What Cory Booker’s White House Office of Reproductive Freedom Would Actually Look Like if He Becomes President

Photo credit: Scott Eisen
Photo credit: Scott Eisen

From Cosmopolitan

  • Cory Booker plans to create a White House Office of Reproductive Freedom if he’s elected president.

  • While talking to Cosmopolitan Editor-in-Chief Jessica Pels in The Candidates Come to Cosmo series, he explained what that means.


While reproductive rights have not come up in the Democratic primary debates as much as some would hope, many of the presidential candidates still have plans proposed to protect them. New Jersey Senator Cory Booker, for one, wants an entire White House office dedicated to it.

When he visited Cosmopolitan as part of The Candidates Come to Cosmo series, Editor-in-Chief Jessica Pels brought up the idea of a White House Office of Reproductive Freedom, asking Booker to explain what it would look like and why reproductive freedom is important to him.

Here’s his answer, in a nutshell: “The White House Office of Reproductive Freedom would be coordinating amongst agencies and activists and groups to try to make sure that we restore and reaffirm a woman’s reproductive rights. And not only dealing with it in just access to abortion, which is health care, not only deal with access to contraceptive care, which is health care, but expanding that also and dealing with reproductive freedom.”

This proposed office would deal with repro freedom “in the largest sense of the understanding,” which means infertility and maternal and infant mortality would all fall under its umbrella.

For a more comprehensive sense of his plan, read Booker’s full explanation, below:

“So I’ll tell you what it looks like, and then let’s get into why it’s important to me. We have seen, since Roe v. Wade, we’ve seen decades of a coordinated attack on a woman’s right to control her own body. And this coordinated attack has been think tanks, and I saw the law review articles. I mean, it has been efforts going on to tear down Roe v. Wade for decades now. We see the coordinated attack now coming to a head with Alabama laws and Ohio closing Planned Parenthoods, working its way to the Supreme Court. We’ve seen it with attacks on Title X funding. We’ve seen it in the Hyde Amendment.

You can go through all the ways in which, and by the way, it’s mostly an assault not just on a woman’s right—or person’s right, I should say—to control their own body, because a lot of transgender men and others should have the right. We should be inclusive in our language. But it is particularly an assault on low-income people, and this is something that really ticks me off to see it done that way.

Okay, so in order to deal with a coordinated attack, we better coordinate better. So the White House Office of Reproductive Freedom would be coordinating amongst agencies and activists and groups to try to make sure that we restore and reaffirm a woman’s reproductive rights. And not only dealing with it in just access to abortion, which is health care, not only deal with access to contraceptive care, which is health care, but expanding that also and dealing with reproductive freedom. We don’t talk about infertility enough and understand that there are things that should be covered by insurance to help with infertility that are not. I’m a big activist in that area. We don’t talk enough about maternal mortality, infant mortality. So this office will be dealing with reproductive freedom in the largest sense of the understanding.

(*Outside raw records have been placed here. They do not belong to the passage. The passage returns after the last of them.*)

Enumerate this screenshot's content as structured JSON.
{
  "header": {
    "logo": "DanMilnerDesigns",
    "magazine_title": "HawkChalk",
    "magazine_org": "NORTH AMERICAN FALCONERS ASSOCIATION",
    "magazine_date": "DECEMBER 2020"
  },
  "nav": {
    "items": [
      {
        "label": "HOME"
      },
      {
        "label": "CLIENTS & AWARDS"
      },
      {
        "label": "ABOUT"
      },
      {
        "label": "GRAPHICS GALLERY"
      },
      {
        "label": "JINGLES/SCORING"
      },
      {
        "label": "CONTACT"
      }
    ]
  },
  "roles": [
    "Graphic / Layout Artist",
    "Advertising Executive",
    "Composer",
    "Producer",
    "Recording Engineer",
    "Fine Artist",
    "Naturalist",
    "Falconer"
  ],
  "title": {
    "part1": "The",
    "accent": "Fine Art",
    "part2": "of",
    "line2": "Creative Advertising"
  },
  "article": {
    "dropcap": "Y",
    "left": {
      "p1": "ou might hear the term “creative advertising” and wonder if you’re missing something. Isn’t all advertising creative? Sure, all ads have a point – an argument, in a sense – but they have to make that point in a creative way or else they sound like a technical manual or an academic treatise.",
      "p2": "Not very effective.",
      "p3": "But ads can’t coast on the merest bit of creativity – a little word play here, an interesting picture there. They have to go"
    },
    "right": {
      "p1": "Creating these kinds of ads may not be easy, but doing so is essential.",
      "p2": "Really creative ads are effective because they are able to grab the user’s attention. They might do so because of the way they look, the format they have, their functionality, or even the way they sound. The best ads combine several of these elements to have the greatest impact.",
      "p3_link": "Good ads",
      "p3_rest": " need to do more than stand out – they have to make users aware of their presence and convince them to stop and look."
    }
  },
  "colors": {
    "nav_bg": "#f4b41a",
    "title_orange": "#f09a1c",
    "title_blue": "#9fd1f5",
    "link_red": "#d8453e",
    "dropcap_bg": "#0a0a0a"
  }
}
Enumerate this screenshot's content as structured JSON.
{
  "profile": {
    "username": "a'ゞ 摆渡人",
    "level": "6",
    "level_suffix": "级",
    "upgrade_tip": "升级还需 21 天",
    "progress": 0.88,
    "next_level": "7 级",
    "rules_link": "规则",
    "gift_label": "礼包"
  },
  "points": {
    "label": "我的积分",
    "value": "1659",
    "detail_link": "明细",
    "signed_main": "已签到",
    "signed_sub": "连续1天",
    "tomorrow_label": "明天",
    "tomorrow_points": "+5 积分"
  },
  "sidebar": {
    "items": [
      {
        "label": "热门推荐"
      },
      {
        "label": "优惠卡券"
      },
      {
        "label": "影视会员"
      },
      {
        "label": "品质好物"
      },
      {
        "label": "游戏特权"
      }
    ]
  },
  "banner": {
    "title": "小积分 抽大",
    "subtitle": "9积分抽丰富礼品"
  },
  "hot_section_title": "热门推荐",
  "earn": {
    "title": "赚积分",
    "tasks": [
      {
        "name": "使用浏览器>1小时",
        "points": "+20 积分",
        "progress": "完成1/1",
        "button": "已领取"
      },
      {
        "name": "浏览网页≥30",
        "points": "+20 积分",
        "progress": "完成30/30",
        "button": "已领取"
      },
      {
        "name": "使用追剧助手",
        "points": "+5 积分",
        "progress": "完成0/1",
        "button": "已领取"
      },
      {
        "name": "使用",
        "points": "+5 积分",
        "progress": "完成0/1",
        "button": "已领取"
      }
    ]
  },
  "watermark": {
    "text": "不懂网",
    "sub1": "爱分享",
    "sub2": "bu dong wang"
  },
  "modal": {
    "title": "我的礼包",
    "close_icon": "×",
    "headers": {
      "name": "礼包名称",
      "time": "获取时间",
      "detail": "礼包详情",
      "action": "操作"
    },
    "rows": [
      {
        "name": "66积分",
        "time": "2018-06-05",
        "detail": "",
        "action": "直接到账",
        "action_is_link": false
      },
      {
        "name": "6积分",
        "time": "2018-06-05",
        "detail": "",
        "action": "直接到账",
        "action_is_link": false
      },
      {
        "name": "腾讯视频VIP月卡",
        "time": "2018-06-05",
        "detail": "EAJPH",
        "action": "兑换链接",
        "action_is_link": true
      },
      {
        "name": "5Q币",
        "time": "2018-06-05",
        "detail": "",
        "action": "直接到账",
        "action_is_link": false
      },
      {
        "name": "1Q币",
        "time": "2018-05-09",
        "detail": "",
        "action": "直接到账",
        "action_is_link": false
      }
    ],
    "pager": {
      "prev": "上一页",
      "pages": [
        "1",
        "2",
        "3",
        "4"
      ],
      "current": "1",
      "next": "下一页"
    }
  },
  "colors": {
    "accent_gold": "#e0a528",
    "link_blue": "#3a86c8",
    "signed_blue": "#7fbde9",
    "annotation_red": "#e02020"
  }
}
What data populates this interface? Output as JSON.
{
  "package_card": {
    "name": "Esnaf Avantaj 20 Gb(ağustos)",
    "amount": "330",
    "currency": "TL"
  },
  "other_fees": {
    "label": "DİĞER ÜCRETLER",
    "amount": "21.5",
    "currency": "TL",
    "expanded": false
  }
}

Why is it important to me? Look, there’s a couple of ways I can go at this. One way, just to get this off my chest, is after the Alabama law and a lot of things were happening, there was a big rally in front of the Supreme Court that I spoke at, a number of senators spoke at. And I remember going out there and just getting really upset because it must’ve been 5 to 1, maybe even more than that, maybe 10 to 1, women to men protesting in front of the Supreme Court.

And men should not be taking a back seat on this. They should be leading on this along with women. That’s something I’m going to, no matter what position I hold, that I’m going to fight for. To live in a country where someone who is a survivor of rape and incest as a teenager, and they’re going to be told by the government what they have to do with their body. The Alabama bill would give the doctor that performed the abortion a longer sentence than the actual rapist.

We should have a nation that is about empowering individual rights and individual freedoms. And what’s happening right now is an assault on that, it is endangering the lives of Americans, it is taking away freedom of liberty, and I will not allow it. I share people’s goals about a nation that is just and fair and equal, and the way you achieve that is not by stripping health care away but by providing it. Not by stripping rights and freedoms away but by restoring them. To me, this is, I cannot sit here as a man, as a black man, enjoying the rights other people fought for without understanding that I can never pay them back, but I’m going to pay it forward by fighting to make sure we get to a day in America where everyone is free and everyone can enjoy the abundance that comes with a nation that honors liberty and dignity.”